The program is off to a good start in adopting a cloud-first approach. What must follow is a focused strategy to build standardised technology platforms that are secure, interoperable and incorporate the benefits of disruptive technologies. Big data, IoT and social media should be important elements of the digital framework that will provide much needed data standardisation. Every governmental agency that deals with citizens needs the same core set of citizen data. Therefore, it is critical that the cloud data framework has mechanisms to standardise citizen data for efficient functioning as well as fraud prevention.

In addition to the more established technologies already in production, early evaluation and adoption of Artificial Intelligence (AI) and Machine Learning (ML) is imperative. These technologies have a range of applications that can well serve a country as vast and diverse as India. Imagine a bot that can handle questions about welfare schemes from every distant corner of the country in a variety of languages. Or law enforcement agencies that use detection patterns to stay one step ahead of criminal activities. These applications are powered by AI and can help take government services to the next level.
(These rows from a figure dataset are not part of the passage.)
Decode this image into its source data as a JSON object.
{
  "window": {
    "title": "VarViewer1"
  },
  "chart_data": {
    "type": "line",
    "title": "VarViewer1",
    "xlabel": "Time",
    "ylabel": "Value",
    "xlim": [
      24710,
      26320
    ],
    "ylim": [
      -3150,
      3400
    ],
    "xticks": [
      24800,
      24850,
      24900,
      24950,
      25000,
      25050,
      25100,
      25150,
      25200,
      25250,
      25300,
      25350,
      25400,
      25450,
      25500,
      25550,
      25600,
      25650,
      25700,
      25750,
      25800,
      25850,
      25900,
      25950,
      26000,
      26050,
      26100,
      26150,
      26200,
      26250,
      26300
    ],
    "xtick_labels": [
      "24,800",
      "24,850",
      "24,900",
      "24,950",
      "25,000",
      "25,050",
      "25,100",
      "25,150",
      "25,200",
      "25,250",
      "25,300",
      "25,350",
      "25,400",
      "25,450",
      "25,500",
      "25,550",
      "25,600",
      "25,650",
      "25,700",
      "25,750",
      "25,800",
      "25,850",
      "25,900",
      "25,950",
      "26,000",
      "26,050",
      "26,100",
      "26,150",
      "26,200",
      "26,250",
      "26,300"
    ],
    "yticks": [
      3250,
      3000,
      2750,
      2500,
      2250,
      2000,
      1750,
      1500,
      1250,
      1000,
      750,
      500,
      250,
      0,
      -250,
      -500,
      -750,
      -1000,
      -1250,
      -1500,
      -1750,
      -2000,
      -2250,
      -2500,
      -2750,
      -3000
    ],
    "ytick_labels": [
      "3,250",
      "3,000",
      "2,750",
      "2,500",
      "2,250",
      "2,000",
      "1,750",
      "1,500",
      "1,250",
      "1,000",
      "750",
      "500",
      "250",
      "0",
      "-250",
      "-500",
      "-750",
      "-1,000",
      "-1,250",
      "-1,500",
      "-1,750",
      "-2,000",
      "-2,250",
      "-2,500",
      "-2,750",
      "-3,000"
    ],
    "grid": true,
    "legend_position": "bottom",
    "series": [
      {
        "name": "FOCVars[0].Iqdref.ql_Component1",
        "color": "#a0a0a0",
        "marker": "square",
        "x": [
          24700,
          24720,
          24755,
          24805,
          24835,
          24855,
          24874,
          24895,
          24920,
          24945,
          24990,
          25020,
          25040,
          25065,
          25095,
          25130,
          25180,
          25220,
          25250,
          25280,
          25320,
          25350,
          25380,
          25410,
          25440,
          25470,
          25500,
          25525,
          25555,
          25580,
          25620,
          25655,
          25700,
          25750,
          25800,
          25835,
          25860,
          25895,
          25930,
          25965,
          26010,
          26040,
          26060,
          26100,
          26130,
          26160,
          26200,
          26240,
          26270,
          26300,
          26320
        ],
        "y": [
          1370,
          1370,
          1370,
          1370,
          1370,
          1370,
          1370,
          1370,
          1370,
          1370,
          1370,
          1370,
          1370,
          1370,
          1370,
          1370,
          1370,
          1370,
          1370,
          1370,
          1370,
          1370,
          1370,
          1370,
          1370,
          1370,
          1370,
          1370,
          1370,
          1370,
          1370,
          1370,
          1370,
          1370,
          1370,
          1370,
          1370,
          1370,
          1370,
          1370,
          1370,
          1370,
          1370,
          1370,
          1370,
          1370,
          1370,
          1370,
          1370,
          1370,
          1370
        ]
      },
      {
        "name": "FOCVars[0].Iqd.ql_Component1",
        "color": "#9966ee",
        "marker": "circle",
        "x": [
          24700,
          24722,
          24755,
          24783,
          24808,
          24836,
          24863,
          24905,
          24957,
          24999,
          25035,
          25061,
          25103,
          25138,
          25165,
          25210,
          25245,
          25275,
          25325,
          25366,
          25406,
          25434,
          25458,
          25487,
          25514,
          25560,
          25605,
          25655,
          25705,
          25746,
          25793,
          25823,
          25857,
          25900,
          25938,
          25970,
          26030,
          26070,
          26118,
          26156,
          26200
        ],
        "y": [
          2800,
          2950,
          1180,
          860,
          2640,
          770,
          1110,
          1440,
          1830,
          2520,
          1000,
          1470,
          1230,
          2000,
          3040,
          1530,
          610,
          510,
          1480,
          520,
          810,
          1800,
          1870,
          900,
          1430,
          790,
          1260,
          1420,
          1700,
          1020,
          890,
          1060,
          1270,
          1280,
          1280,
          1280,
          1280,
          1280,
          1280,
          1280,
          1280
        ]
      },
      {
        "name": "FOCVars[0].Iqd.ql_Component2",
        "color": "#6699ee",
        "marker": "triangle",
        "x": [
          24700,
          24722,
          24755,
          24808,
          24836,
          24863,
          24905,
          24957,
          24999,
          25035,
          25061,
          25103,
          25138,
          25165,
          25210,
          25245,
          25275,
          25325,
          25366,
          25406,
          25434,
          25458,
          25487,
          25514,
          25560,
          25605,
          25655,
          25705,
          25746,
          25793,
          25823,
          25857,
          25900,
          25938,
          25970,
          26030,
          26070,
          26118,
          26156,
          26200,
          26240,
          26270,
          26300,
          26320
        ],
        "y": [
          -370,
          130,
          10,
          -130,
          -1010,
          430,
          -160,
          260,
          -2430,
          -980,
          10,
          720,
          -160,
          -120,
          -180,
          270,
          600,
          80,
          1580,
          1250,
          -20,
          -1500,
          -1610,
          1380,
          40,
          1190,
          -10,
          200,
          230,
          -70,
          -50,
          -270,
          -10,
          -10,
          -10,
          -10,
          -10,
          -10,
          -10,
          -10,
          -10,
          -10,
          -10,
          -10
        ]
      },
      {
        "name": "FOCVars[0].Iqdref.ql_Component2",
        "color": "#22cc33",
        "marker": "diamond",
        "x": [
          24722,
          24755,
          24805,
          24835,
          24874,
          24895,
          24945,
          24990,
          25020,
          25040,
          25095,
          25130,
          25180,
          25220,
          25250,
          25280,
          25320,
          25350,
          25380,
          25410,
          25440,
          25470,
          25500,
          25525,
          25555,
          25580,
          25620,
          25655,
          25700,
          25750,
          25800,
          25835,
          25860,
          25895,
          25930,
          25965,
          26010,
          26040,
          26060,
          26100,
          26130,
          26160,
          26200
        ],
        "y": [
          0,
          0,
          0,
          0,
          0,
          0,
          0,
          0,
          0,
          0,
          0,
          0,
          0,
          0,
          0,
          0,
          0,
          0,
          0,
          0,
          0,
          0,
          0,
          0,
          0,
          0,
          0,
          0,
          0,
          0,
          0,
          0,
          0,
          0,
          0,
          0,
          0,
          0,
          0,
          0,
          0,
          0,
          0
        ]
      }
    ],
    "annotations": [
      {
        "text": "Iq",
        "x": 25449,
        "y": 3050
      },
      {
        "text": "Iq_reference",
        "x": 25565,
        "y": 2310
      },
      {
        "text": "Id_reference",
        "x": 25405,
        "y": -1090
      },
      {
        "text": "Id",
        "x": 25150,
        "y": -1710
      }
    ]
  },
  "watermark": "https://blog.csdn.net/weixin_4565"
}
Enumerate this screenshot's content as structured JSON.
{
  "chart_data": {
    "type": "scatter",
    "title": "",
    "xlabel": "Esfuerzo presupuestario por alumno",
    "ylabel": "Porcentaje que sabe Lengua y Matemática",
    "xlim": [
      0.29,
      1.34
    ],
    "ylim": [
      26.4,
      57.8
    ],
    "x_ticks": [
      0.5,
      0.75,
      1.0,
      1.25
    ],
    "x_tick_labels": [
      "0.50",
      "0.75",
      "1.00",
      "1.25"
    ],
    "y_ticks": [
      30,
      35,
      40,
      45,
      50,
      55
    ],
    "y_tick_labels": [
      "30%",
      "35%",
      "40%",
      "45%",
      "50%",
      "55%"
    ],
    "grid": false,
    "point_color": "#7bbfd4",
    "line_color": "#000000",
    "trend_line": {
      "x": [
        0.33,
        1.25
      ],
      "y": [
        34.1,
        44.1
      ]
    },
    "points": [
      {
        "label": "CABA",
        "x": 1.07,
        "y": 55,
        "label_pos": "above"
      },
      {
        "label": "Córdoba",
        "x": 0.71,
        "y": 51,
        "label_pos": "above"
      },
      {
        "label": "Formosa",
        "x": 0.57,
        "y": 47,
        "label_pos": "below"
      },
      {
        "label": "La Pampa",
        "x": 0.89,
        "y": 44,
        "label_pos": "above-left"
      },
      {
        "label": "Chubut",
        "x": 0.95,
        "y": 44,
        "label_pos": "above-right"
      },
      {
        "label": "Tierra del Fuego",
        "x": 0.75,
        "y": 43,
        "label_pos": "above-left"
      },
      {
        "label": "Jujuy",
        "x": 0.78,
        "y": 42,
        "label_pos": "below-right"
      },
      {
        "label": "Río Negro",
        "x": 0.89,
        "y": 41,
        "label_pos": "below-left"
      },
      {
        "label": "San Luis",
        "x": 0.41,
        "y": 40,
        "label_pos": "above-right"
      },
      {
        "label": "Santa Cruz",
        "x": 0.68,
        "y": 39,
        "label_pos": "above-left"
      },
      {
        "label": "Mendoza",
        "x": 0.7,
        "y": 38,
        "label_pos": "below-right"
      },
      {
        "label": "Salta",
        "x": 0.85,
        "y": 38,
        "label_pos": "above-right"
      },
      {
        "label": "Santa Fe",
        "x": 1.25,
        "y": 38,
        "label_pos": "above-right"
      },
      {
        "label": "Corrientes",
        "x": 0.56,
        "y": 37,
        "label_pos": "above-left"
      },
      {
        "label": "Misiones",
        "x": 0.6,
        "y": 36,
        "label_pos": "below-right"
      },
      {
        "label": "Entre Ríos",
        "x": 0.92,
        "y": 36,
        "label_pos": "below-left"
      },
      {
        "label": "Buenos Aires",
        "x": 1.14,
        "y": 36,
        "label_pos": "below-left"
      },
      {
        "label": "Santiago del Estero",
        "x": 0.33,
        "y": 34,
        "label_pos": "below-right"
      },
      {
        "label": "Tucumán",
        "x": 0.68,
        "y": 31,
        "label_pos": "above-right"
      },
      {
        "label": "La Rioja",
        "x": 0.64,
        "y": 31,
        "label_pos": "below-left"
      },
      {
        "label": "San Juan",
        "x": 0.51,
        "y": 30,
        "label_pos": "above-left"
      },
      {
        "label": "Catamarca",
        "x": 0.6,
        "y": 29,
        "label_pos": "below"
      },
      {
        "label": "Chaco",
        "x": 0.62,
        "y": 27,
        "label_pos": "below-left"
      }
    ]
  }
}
After AI and ML, blockchain is going to be the next disruptive technology that could completely change the way organisations use and manage data and transactions. This technology is behind the groundbreaking virtual currency Bitcoin, but it has exciting possibilities in many other areas. Governments across the world are already investing in blockchain applications in the areas of financial transaction management, asset management, regulatory compliance and even contract management (particularly in PPPs). The technology uses a tamper-proof and distributed “ledger” system that can minimise or eliminate fraud in every area of government. Blockchain for cloud storage is already available and must be built into the early stages. It should be a strong contender for identity and security management for the Digital India citizen data.

Every citizen service (healthcare, education, land registration, legal etc.) involves identity management. Blockchain technology can serve as the underpinning to every interaction between the government and a citizen by creating a distributed and verifiable system that is very difficult to manipulate without immediate detection, making for a transparent and self-governing model that shuts out the middleman. For example, it can provide the framework for secure and interoperable electronic health records that gives control to the patient. It can be the powerful weapon that the government needs in dealing with widespread problems with fraud and money laundering with land and property related transactions.

The customary approach of waiting for technologies to become tried and tested should be replaced with the “early adopter” approach. Digital India is a bold and challenging undertaking and it must reflect this spirit when it comes to building up the technology infrastructure and programs that will help make it successful. Indians across the board are aware of the power of technology and have always been eager adopters, and they expect no less from their government. The positive response to the drive for cashless transactions demonstrates that Indians are willing participants in the country’s digital transformation. These digital citizens are akin to customers looking to their government to provide an outstanding experience for them.

Treating its citizens as valued customers should be the guiding principal for every government program. Disruptive technologies are the tools at its disposal and can help the government achieve its lofty goal of transforming India into a knowledge economy where our vast population will be our strength rather than our downfall.